A low risk investment is determined by the cycles of the economy and markets, similar to the ebb and flow of the ocean. “You can still watch the waves come in as tide goes out,” says Lance Roberts, CEO and chief strategist of Streettalk Advisors in Houston.

One caveat: “Anything with an inkling of being a safe haven has been highly priced. For example, long-term U.S. Treasuries,” says Joseph Groebl, a partner at V Wealth Management in Overland Park, Kansas.

From old-fashioned cash in the bank to art and collectibles, here are 10 low-risk investments to consider:

1. Art. Art and collectibles (such as cars and jewelry) tend to retain value and appreciate over time, regardless of financial markets, Roberts says. Plus, you have the bonus of enjoying a tangible asset, whether it’s a painting or Corvette, no matter what’s happening in the stock market.

2. Rental space storage. If you’ve ever had to put your stuff in storage, you can understand how some renters leave items in warehouses for decades. “This is a great long-term investment. It doesn’t matter where you live, people don’t want to move their stuff once it’s in storage,” Roberts points out. Another plus, renters aren’t going to comparison shop when you increase rates. According to National Real Estate Investor, self-storage REITS had a 30 percent return in 2010. http://nreionline.com/finance/news/self_storage_reits_0404/

3. Oil and production. “Oil and gas are not going away and will continue to provide steady cash flows over time,” Roberts says. According to Financial News, Black Rock and Franklin Resources have the best investment analysts in the field

4. Multifamily apartments/houses. Because people can’t pay mortgages, and foreclosures continue to rise, many would-be homeowners are turning to rentals. “With the decline of the economy, housing rental needs will continue to rise,” Roberts says. It will be a great investment in the next 10 years, he says.
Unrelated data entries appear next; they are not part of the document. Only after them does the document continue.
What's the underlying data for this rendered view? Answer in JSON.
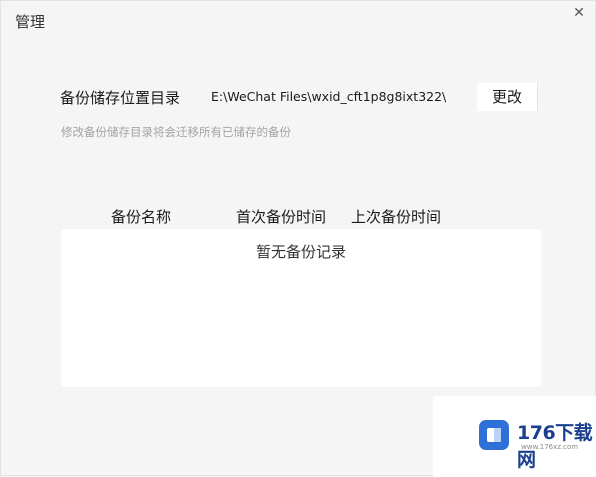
{
  "window": {
    "title": "管理",
    "close_glyph": "✕"
  },
  "backup_location": {
    "label": "备份储存位置目录",
    "path": "E:\\WeChat Files\\wxid_cft1p8g8ixt322\\",
    "change_button": "更改",
    "hint": "修改备份储存目录将会迁移所有已储存的备份"
  },
  "backup_table": {
    "columns": [
      "备份名称",
      "首次备份时间",
      "上次备份时间"
    ],
    "empty_text": "暂无备份记录",
    "rows": []
  },
  "watermark": {
    "brand": "176下载网",
    "domain": "www.176xz.com"
  },
  "colors": {
    "background": "#f5f5f5",
    "panel": "#ffffff",
    "hint_text": "#a3a3a3",
    "watermark_blue": "#2f6fd8"
  }
}
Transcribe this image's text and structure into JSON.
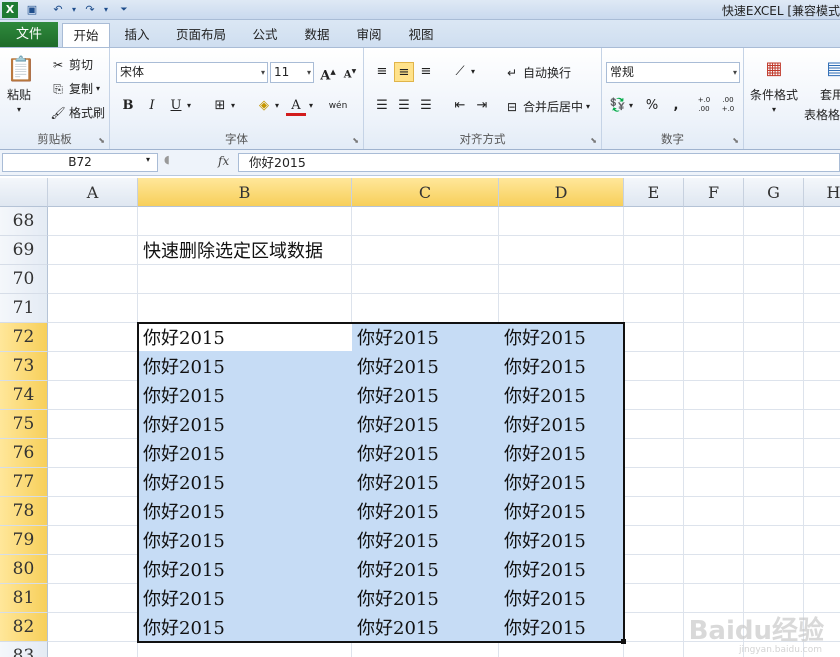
{
  "window": {
    "title": "快速EXCEL  [兼容模式"
  },
  "tabs": {
    "file": "文件",
    "items": [
      "开始",
      "插入",
      "页面布局",
      "公式",
      "数据",
      "审阅",
      "视图"
    ],
    "active": 0
  },
  "ribbon": {
    "clipboard": {
      "label": "剪贴板",
      "paste": "粘贴",
      "cut": "剪切",
      "copy": "复制",
      "format_painter": "格式刷"
    },
    "font": {
      "label": "字体",
      "font_name": "宋体",
      "font_size": "11",
      "bold": "B",
      "italic": "I",
      "underline": "U",
      "grow": "A",
      "shrink": "A",
      "color": "A",
      "phonetic": "wén"
    },
    "alignment": {
      "label": "对齐方式",
      "wrap_text": "自动换行",
      "merge_center": "合并后居中"
    },
    "number": {
      "label": "数字",
      "format": "常规",
      "percent": "%",
      "comma": ",",
      "inc_decimal": "+.0 .00",
      "dec_decimal": ".00 +.0"
    },
    "styles": {
      "conditional": "条件格式",
      "table_format_1": "套用",
      "table_format_2": "表格格"
    }
  },
  "formula_bar": {
    "name_box": "B72",
    "fx": "fx",
    "content": "你好2015"
  },
  "grid": {
    "columns": [
      "A",
      "B",
      "C",
      "D",
      "E",
      "F",
      "G",
      "H"
    ],
    "selected_columns": [
      "B",
      "C",
      "D"
    ],
    "rows": [
      "68",
      "69",
      "70",
      "71",
      "72",
      "73",
      "74",
      "75",
      "76",
      "77",
      "78",
      "79",
      "80",
      "81",
      "82",
      "83"
    ],
    "selected_rows": [
      "72",
      "73",
      "74",
      "75",
      "76",
      "77",
      "78",
      "79",
      "80",
      "81",
      "82"
    ],
    "title_cell": {
      "ref": "B69",
      "text": "快速删除选定区域数据"
    },
    "cell_value": "你好2015",
    "active_cell": "B72",
    "selection": "B72:D82"
  },
  "watermark": {
    "text": "Baidu经验",
    "sub": "jingyan.baidu.com"
  }
}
5. Agricultural land. With rising populations worldwide, the demand for food will continue to rise. The need for agricultural and ranch land will continue to hold value, Roberts says. Leasing farmable land generally yields a five- to eight percent return, he says.
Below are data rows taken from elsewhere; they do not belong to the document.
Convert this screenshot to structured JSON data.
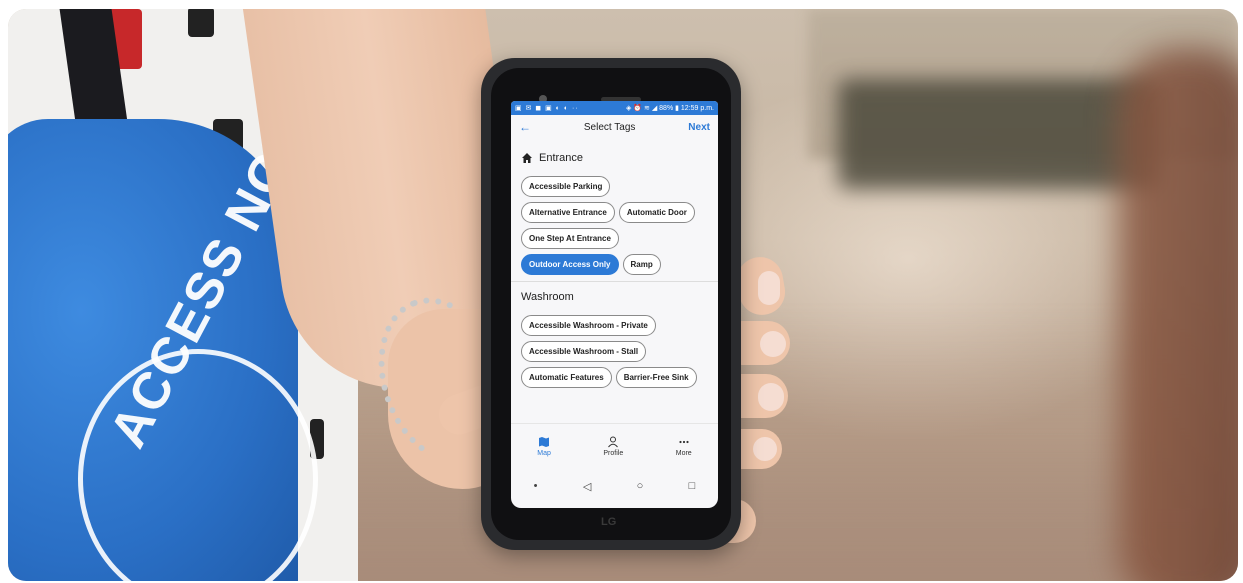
{
  "status_bar": {
    "right": "◈ ⏰ ≋ ◢ 88% ▮ 12:59 p.m."
  },
  "app_bar": {
    "title": "Select Tags",
    "next_label": "Next"
  },
  "sections": {
    "entrance": {
      "title": "Entrance",
      "tags": [
        "Accessible Parking",
        "Alternative Entrance",
        "Automatic Door",
        "One Step At Entrance",
        "Outdoor Access Only",
        "Ramp"
      ],
      "selected": "Outdoor Access Only"
    },
    "washroom": {
      "title": "Washroom",
      "tags": [
        "Accessible Washroom - Private",
        "Accessible Washroom - Stall",
        "Automatic Features",
        "Barrier-Free Sink"
      ]
    }
  },
  "bottom_nav": {
    "map": "Map",
    "profile": "Profile",
    "more": "More",
    "active": "Map"
  },
  "bag_text": "ACCESS NOW",
  "phone_brand": "LG",
  "colors": {
    "accent": "#2d7ad6",
    "bag_blue": "#2a6fc5"
  }
}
6. Pay off credit card/mortgage debt. People are always trying to get into the stock market, but if you have $10,000, pay off your debt, Halliwell advises. The average APR on a new credit card is 14.89 percent, according to Creditcards.com weekly rate report. Using those dollars to pay off debts provides the equivalent of a guaranteed return in the amount of the interest expense you will no longer be paying, he says. This applies to mortgages too. A mortgage is a “good debt,” but it’s still debt.

7. Education. Recent college graduates contending with a dismal job market may disagree right now, but in the long run, it’s important to keep yourself marketable...and to help keep the job you have. “There’s no way to quantify it in terms of income, but it’s a heck of a return on your money,” says Halliwell.

8. Small cap, midcap, steel, shipping and uranium stocks. “Just because you don’t like them now doesn’t mean they won’t rebound,” Groebl says. After the tsunami in Japan, the global reaction to nuclear power took a clear 180 degree turn. As a result, prices for uranium are low but are likely to rebound. If you can afford to hold the stock, you could get an atomic return.